A Backend defines the upstream service Apoxy connects to — either by FQDN or IP address:

```yaml
apiVersion: core.apoxy.dev/v1alpha2
kind: Backend
metadata:
  name: api-backend
spec:
  endpoints:
  - fqdn: api.internal.example.com
```

The Backend must exist before a route can resolve its reference. Apply the Backend before or alongside the route.

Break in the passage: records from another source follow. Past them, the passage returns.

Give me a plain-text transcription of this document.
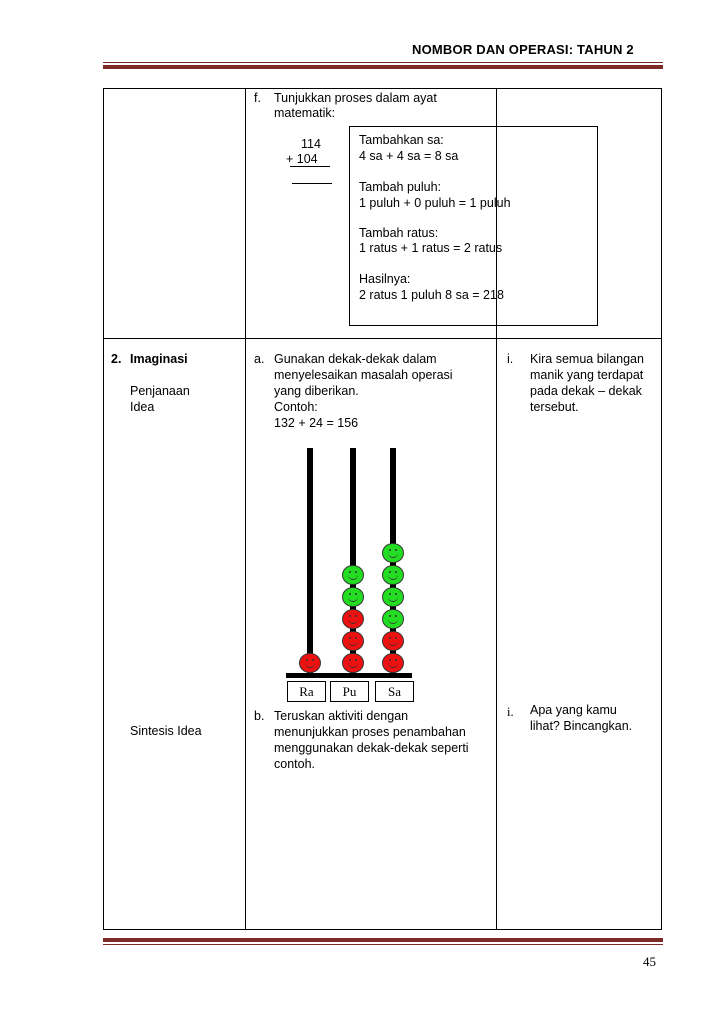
NOMBOR DAN OPERASI: TAHUN 2
f. Tunjukkan proses dalam ayat
matematik:
114
+ 104
Tambahkan sa:
4 sa + 4 sa = 8 sa
Tambah puluh:
1 puluh + 0 puluh = 1 puluh
Tambah ratus:
1 ratus + 1 ratus = 2 ratus
Hasilnya:
2 ratus 1 puluh 8 sa = 218
2. Imaginasi
Penjanaan
Idea
Sintesis Idea
a. Gunakan dekak-dekak dalam
menyelesaikan masalah operasi
yang diberikan.
Contoh:
132 + 24 = 156
Ra	Pu	Sa
b. Teruskan aktiviti dengan
menunjukkan proses penambahan
menggunakan dekak-dekak seperti
contoh.
i. Kira semua bilangan
manik yang terdapat
pada dekak – dekak
tersebut.
i. Apa yang kamu
lihat? Bincangkan.
45
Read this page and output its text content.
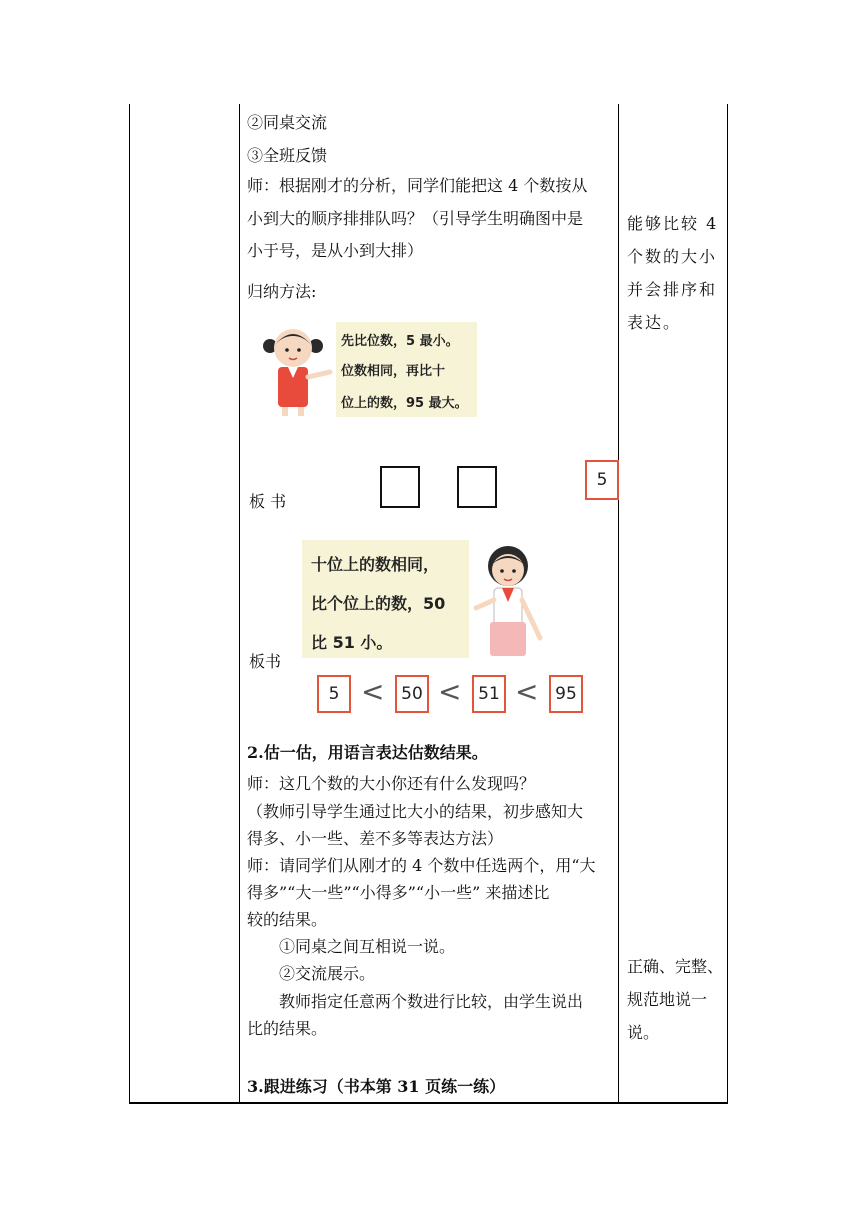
②同桌交流
③全班反馈
师：根据刚才的分析，同学们能把这 4 个数按从
小到大的顺序排排队吗？（引导学生明确图中是
小于号，是从小到大排）
归纳方法:
先比位数，5 最小。
位数相同，再比十
位上的数，95 最大。
板 书
5
十位上的数相同，
比个位上的数，50
比 51 小。
板书
5 < 50 < 51 < 95
2.估一估，用语言表达估数结果。
师：这几个数的大小你还有什么发现吗？
（教师引导学生通过比大小的结果，初步感知大
得多、小一些、差不多等表达方法）
师：请同学们从刚才的 4 个数中任选两个，用“大
得多”“大一些”“小得多”“小一些” 来描述比
较的结果。
①同桌之间互相说一说。
②交流展示。
教师指定任意两个数进行比较，由学生说出
比的结果。
3.跟进练习（书本第 31 页练一练）
能够比较 4
个数的大小
并会排序和
表达。
正确、完整、
规范地说一
说。
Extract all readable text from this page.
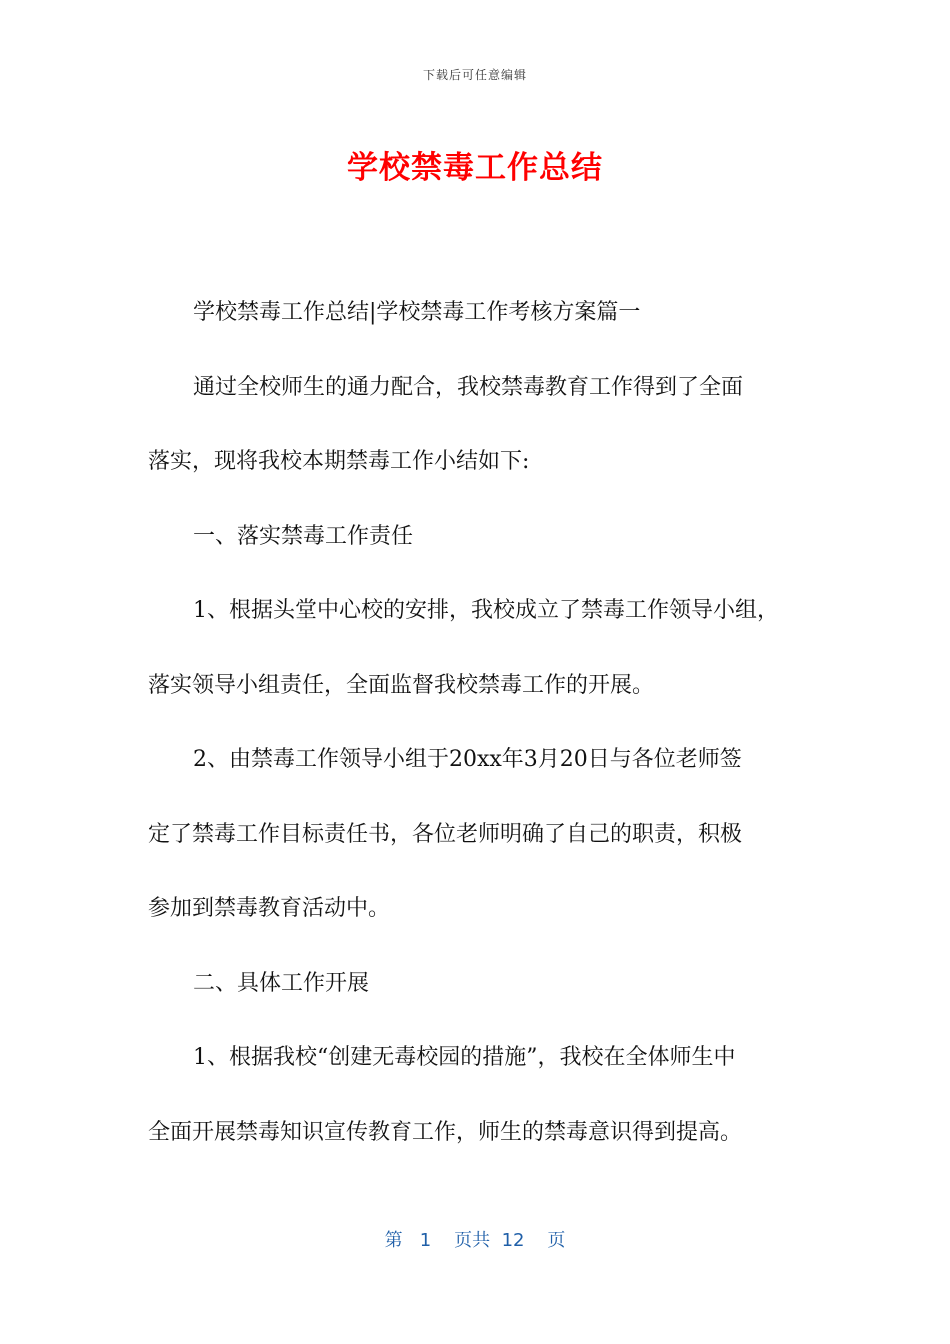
下载后可任意编辑
学校禁毒工作总结
学校禁毒工作总结|学校禁毒工作考核方案篇一
通过全校师生的通力配合，我校禁毒教育工作得到了全面
落实，现将我校本期禁毒工作小结如下:
一、落实禁毒工作责任
1、根据头堂中心校的安排，我校成立了禁毒工作领导小组，
落实领导小组责任，全面监督我校禁毒工作的开展。
2、由禁毒工作领导小组于20xx年3月20日与各位老师签
定了禁毒工作目标责任书，各位老师明确了自己的职责，积极
参加到禁毒教育活动中。
二、具体工作开展
1、根据我校“创建无毒校园的措施”，我校在全体师生中
全面开展禁毒知识宣传教育工作，师生的禁毒意识得到提高。
第 1 页共 12 页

For details on endpoint types, protocols, and health checking, see the [Backends reference](/docs/reference/core/backends.md).

## Attach an HTTPRoute

Routes bind to Gateways through `parentRefs`. Create a route that matches a hostname and forwards to a backend:

```yaml
apiVersion: gateway.apoxy.dev/v1
kind: HTTPRoute
metadata:
  name: api-route
spec:
  parentRefs:
  - name: default
  hostnames:
  - api.your-org.apoxy.app
  rules:
  - backendRefs:
    - kind: Backend
      name: api-backend
      port: 8080
```

Apply both:

```bash
apoxy apply -f backend.yaml -f route.yaml
```

## Verify the attachment

Use `apoxy gateway get` to confirm the route attached:

```bash
apoxy gateway get default
```

This prints the Gateway object along with a summary of all attached routes. You should see `api-route` listed as an attached HTTPRoute.

You can also inspect routes directly:

```bash
apoxy gateway routes list
apoxy gateway routes get http/api-route
```

## The declarative workflow

The recommended pattern for managing routes:

1. Author Backend and route YAML in source control.
2. Apply with `apoxy apply -f`.
3. Confirm with `apoxy gateway get default` that attachments and route counts match your intent.
4. Iterate on `parentRefs`, hostnames, or backend references as needed.

This keeps configuration reviewable and repeatable across environments.

## Route types

The Gateway API supports several route types depending on the protocol:

- **HTTPRoute** — HTTP/HTTPS traffic with path, header, and query matching.
- **TCPRoute** — Raw TCP forwarding.
- **TLSRoute** — TLS-terminated or passthrough routing.

Each route type uses the same `parentRefs` attachment model but offers different matching and forwarding capabilities.

## Common attachment problems

When a route doesn't appear where you expect, check these:

- **Wrong Gateway name** — the route's `parentRefs` must reference an existing Gateway by name. Use `default` for the project's default Gateway.
- **Kind mismatch** — a TCPRoute won't attach to a listener expecting HTTP.
- **Hostname mismatch** — if the Gateway listener restricts hostnames, the route's hostnames must overlap.
- **Listener protocol** — the route type must match the listener's protocol.

Inspect both the route spec and `apoxy gateway get default` to see what's attached and what isn't.